En l’absence d’un avantage clairement démontré du dépistage et en tenant compte des risques potentiels, le GECSSP recommande de ne pas procéder d’emblée au dépistage chez les adultes appartenant aux groupes présentant un risque moyen et accru sans symptôme apparent de dépression.iii

 

Quelle est la définition de « dépistage »?

Le dépistage consiste à poser des questions ciblées ou à administrer un test ou un questionnaire à tous les adultes ne présentant pas de symptômes apparents de dépression, afin de reconnaître ceux qui pourraient en souffrir. Le dépistage peut s’effectuer en posant systématiquement une ou deux questions au sujet de la dépression ou en utilisant un outil de dépistage.

 

Comment puis-je rester à l’affut du risque de dépression sans questionner la personne sur son bien-être psychologique?

Les personnes peuvent présenter des signes ou des indices cliniques de dépression, dont certains sont apparents sans même questionner les individus. De plus, certaines personnes qui consultent pour d’autres problèmes de santé peuvent souffrir de dépression non diagnostiquée. Les médecins doivent reconnaître les symptômes de dépression tant verbaux que non verbaux, par exemple :

  • Rester ouvert et sensible aux changements d’attitude, d’expressions faciales, de langage corporel ou de comportement durant une consultation clinique; ces signes peuvent aider à déceler une dépression possible.
  • Rester attentif aux indices de dépression que donne une personne même si elle ne fait peut-être pas elle-même de lien entre ceux-ci et la dépression (Encadré 1).

Porter attention aux indicateurs cliniques de dépression et évaluer les adultes symptomatiques, le cas échéant.

 

Ma clinique pose des questions standard sur l’humeur et les signes de dépression dans les formulaires d’accueil remis aux patients qui consultent en soins primaires et dans d’autres formulaires ou services. Est-ce que cela constitue un dépistage de la dépression?

Dès qu’un instrument de dépistage validé est utilisé, oui, cela est considéré comme une forme de dépistage. Comme nous l’avons mentionné précédemment, il est important de se rappeler que les instruments de dépistage peuvent comporter une ou deux questions ou toute une série de questions.

Le GECSSP ne recommande pas le dépistage chez les personnes qui ne présentent aucun symptôme apparent de dépression, mais les médecins ou les cliniques peuvent tenir compte du contexte où ils/elles exercent pour décider à quel moment le dépistage est approprié.
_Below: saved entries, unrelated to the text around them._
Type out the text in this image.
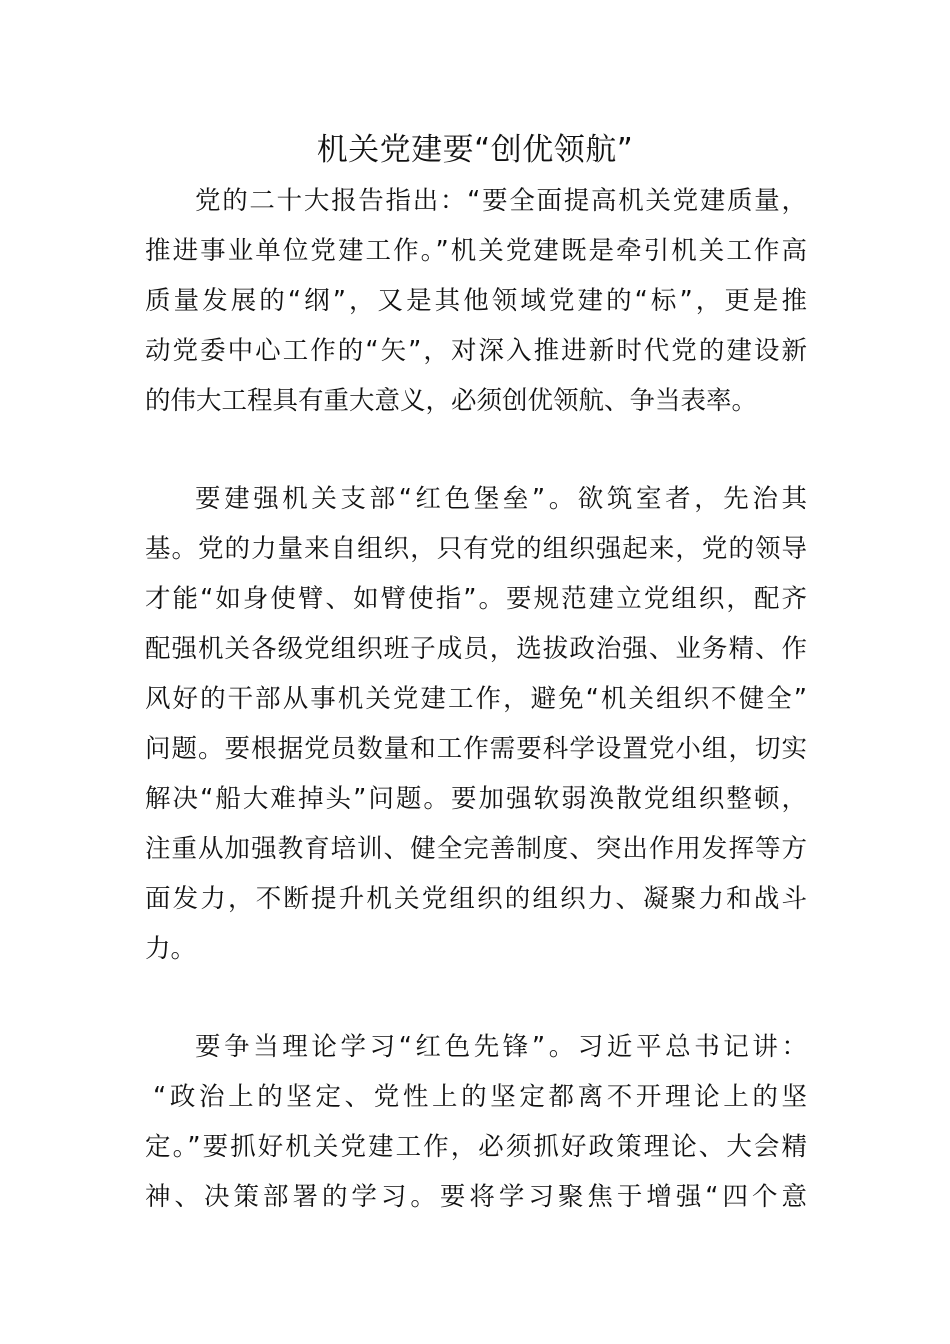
机关党建要“创优领航”
党的二十大报告指出：“要全面提高机关党建质量，
推进事业单位党建工作。”机关党建既是牵引机关工作高
质量发展的“纲”，又是其他领域党建的“标”，更是推
动党委中心工作的“矢”，对深入推进新时代党的建设新
的伟大工程具有重大意义，必须创优领航、争当表率。
要建强机关支部“红色堡垒”。欲筑室者，先治其
基。党的力量来自组织，只有党的组织强起来，党的领导
才能“如身使臂、如臂使指”。要规范建立党组织，配齐
配强机关各级党组织班子成员，选拔政治强、业务精、作
风好的干部从事机关党建工作，避免“机关组织不健全”
问题。要根据党员数量和工作需要科学设置党小组，切实
解决“船大难掉头”问题。要加强软弱涣散党组织整顿，
注重从加强教育培训、健全完善制度、突出作用发挥等方
面发力，不断提升机关党组织的组织力、凝聚力和战斗
力。
要争当理论学习“红色先锋”。习近平总书记讲：
“政治上的坚定、党性上的坚定都离不开理论上的坚
定。”要抓好机关党建工作，必须抓好政策理论、大会精
神、决策部署的学习。要将学习聚焦于增强“四个意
Par exemple, les systèmes dotés de personnel supplémentaire (c.-à-d., milieux de soins primaires qui emploient des professionnels non médicaux pour la prise en charge et le suivi de la dépression) pourraient être plus efficaces pour améliorer la réponse au traitement. Les médecins qui exercent au sein d’un système doté de tels effectifs pourraient être plus enclins à offrir un dépistage par l’entremise de formulaires standard ou durant des consultations en soins primaires, puisque le traitement est plus susceptible d’être efficace lorsque ces systèmes sont en place.

 

Les lignes directrices émanant d’autres organisations qui s’occupent de maladies ou de populations particulières (p. ex., période du post-partum chez la femme) préconisent le dépistage de la dépression. Quelle ligne directrice dois-je suivre?

La recommandation du GECSSP à l’égard du dépistage de la dépression est de catégorie faible. Cela signifie que même si cette mesure est appropriée pour la plupart des gens, elle pourrait ne pas l’être pour d’autres patients. Les médecins doivent tenir compte de la ligne directrice du GECSSP et se baser sur les antécédents d’un patient, son état de santé physique, ses préférences et ses valeurs pour déterminer la conduite à tenir.

 

NOTES

  1. Groupe à risque moyen : toutes les personnes de 18 ans ou plus qui ne présentent aucun symptôme apparent de dépression.
  2. Sous-groupe susceptible de présenter un risque accru: antécédents familiaux de dépression; événement traumatisant de la vie survenu récemment ou durant l’enfance; problèmes de santé chroniques; mésusage de substances; situation périnatale et post-partum; origine autochtone.
  3. On trouvera sur le site Web du GECSSP les descriptions détaillées des méthodes utilisées par le Groupe, y compris l’application du système « GRADE » (Grades of Recommendation, Assessment, Development and Evaluation), pour déterminer la force de ses recommandations.